IEC TS 61968-2 is closely related to IEC 61970 (Energy Management System Application Program Interface). While 61970 focuses on transmission-level EMS and the CIM base model, 61968 extends the CIM into the distribution domain. The two series share the same core CIM model (IEC 61970-301) but specialize it for their respective domains. The 61968 series adds distribution-specific classes: feeders, distribution substations, meters, customer agreements, and DER installations. The 61970 series adds transmission-specific classes: power transformers, transmission lines, generating units, and market management. Both series use the same UML modeling methodology (IEC 61970-501) and the same XML Schema representation (IEC 61970-552 CIMXML).

🚨 Implementation Warning: A common and costly mistake is implementing IEC 61968 message interfaces without a well-maintained CIM profile. The CIM contains over 1,500 classes and 5,000+ attributes — no single interface needs all of them. IEC 61968 mandates the use of profiles (also called “profiles” or “contextualized views”) that select only the CIM classes and attributes relevant to a specific interface. Implementing interfaces against the full CIM schema leads to massive, slow XML payloads (a common problem early CIM adopters faced, with some messages exceeding 50 MB). A properly profiled interface typically reduces payload size by 80–95% while maintaining semantic interoperability.

5. Frequently Asked Questions

Q1: Is IEC TS 61968-2:2011 a normative standard or a technical specification?

It is a Technical Specification (TS), meaning it is published for provisional application with the goal of gathering experience before potentially becoming a full International Standard. The TS status reflects the evolving nature of distribution management system integration practices. Despite its TS status, it is widely adopted by major DMS vendors as the basis for their integration platforms.

Q2: How does IEC 61968-2 relate to the smart grid concept?

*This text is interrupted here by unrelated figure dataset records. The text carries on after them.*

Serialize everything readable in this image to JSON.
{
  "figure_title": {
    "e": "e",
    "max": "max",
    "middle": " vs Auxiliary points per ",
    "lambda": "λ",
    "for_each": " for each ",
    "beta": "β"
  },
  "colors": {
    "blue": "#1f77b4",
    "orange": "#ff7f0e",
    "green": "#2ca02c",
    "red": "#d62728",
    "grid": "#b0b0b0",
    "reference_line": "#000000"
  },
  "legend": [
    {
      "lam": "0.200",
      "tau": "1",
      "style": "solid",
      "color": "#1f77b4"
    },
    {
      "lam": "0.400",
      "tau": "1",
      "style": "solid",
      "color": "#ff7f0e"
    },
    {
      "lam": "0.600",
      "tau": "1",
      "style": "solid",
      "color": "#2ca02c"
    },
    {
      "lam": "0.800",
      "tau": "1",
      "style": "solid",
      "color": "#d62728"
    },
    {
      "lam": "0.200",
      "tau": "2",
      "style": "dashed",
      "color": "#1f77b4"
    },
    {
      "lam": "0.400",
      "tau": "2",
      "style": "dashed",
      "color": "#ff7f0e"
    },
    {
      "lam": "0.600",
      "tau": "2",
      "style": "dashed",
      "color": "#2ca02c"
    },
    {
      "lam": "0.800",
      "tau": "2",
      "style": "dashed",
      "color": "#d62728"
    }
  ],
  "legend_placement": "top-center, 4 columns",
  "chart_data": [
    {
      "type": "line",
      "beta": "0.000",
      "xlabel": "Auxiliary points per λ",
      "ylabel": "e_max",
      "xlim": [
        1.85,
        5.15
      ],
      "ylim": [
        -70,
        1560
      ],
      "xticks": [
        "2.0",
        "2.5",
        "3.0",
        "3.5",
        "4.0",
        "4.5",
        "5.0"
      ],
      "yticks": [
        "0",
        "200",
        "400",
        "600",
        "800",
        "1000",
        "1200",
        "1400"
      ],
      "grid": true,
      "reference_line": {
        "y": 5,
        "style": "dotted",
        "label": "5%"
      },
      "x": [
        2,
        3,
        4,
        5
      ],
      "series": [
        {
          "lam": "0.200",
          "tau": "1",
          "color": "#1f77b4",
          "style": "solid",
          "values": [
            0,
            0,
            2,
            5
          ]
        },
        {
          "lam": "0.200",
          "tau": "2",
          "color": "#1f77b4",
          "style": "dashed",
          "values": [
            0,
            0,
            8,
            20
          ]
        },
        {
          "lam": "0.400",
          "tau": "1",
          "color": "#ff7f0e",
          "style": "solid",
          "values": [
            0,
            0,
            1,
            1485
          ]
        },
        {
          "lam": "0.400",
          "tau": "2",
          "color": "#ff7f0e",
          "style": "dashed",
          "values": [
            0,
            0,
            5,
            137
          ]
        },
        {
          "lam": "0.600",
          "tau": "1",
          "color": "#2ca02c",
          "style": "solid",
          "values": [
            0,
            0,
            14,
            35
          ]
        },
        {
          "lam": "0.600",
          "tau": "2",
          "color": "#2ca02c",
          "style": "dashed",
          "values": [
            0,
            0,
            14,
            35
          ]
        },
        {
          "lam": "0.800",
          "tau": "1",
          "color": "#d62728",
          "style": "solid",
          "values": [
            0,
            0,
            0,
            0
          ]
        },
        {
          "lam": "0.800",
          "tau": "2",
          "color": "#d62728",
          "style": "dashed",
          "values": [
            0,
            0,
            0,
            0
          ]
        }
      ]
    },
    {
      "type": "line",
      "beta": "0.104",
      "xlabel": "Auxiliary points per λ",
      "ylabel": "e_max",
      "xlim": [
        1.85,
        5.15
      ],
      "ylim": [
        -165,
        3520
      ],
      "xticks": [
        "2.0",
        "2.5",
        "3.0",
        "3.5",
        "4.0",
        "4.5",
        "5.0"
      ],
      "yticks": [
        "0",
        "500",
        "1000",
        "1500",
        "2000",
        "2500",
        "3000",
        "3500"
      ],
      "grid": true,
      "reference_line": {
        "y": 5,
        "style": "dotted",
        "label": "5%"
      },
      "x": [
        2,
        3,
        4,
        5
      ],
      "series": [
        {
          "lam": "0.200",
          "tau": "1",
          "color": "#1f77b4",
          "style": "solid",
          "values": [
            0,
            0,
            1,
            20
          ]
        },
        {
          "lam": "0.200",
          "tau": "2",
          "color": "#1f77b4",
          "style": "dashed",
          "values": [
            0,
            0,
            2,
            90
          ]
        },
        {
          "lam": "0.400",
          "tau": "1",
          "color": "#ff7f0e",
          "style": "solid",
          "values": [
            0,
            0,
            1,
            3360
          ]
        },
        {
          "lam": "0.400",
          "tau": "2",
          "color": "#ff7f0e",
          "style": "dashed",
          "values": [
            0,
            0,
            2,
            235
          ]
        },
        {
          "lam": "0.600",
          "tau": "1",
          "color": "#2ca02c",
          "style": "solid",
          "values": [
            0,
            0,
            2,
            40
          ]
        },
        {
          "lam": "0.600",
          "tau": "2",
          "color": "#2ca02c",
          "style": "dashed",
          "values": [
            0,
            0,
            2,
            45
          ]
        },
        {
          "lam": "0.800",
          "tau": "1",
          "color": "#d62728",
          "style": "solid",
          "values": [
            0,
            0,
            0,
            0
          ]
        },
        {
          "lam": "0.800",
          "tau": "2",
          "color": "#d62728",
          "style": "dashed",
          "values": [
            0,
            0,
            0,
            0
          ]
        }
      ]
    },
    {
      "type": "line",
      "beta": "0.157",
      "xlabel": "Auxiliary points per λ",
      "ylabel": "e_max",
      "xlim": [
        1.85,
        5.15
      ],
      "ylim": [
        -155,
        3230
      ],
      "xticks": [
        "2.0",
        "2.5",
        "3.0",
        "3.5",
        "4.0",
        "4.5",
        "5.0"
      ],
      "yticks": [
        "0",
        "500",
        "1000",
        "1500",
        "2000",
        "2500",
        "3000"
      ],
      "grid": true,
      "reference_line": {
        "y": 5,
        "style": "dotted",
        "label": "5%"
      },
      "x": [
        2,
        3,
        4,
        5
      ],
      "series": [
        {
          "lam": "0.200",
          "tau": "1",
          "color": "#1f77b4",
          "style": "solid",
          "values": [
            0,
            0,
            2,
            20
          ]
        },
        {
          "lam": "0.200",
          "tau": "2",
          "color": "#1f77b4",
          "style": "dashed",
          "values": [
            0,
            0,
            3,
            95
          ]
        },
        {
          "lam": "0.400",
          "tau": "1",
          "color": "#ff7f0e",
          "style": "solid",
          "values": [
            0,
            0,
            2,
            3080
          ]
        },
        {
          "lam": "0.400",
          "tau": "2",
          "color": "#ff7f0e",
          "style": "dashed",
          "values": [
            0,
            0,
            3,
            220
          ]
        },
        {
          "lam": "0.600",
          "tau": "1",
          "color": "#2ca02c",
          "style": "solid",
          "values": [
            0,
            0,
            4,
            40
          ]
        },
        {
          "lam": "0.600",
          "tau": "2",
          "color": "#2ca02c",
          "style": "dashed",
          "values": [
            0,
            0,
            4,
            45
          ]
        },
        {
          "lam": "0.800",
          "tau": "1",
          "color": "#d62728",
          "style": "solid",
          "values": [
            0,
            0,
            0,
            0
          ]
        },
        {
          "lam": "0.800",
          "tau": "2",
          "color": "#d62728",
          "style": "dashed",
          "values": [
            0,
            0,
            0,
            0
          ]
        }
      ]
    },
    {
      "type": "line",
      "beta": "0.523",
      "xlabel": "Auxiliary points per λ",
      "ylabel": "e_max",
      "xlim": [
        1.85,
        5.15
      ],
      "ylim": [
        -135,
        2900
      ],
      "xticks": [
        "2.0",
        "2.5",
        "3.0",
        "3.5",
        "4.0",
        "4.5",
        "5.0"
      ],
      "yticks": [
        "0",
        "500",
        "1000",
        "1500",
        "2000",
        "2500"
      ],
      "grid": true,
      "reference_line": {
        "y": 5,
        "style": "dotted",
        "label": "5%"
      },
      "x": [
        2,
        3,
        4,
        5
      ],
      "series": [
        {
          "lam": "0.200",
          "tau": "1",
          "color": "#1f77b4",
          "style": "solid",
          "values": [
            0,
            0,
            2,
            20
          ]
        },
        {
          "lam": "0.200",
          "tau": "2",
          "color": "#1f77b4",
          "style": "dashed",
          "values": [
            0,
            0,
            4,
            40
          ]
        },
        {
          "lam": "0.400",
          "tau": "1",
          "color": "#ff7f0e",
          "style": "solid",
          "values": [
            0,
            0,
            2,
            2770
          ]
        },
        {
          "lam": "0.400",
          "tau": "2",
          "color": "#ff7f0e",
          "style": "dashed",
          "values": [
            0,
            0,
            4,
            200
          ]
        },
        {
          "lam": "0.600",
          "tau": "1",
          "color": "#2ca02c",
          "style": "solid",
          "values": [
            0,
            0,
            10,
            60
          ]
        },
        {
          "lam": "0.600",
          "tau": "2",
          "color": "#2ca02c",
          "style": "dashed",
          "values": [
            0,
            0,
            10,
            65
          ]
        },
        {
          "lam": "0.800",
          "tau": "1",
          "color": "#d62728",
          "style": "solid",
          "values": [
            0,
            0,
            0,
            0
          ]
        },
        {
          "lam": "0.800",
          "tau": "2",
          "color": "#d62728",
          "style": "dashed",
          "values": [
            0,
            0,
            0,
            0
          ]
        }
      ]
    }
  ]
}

The IRM defined in IEC 61968-2 is one of the foundational architectures for smart grid distribution systems. It enables the “system of systems” integration required for smart grid functions: automated fault location and restoration, DER management, demand response integration, volt/VAR optimization with distributed resources, and advanced metering integration. Many national smart grid roadmaps (IEC Smart Grid Standards Map, NIST Framework) reference IEC 61968 as the core distribution integration standard.

Q3: What is the role of the glossary in IEC TS 61968-2?

Part 2’s glossary is critically important for semantic interoperability. Terms like “outage,” “interruption,” “DER,” “feeder,” and “service point” have different meanings in different utility organizations. The glossary establishes unambiguous definitions used consistently across all 61968 parts, ensuring that an “outage” message from the customer support system (I6) is interpreted identically by the network operation system (I1).

Q4: Can IEC 61968 interfaces use web services (SOAP/REST) directly?

Yes. IEC 61968 interfaces are protocol-independent at the architectural level, but the standard includes implementation profiles for SOAP-based web services and, in later parts, RESTful HTTP interfaces. The choice between SOAP and REST depends on the interface requirements: SOAP is preferred for transactional reliability and security (interfaces I1, I9), while REST is preferred for query-heavy, stateless interactions (interfaces I2, I6, I7). Both must carry CIM XML payloads for semantic interoperability.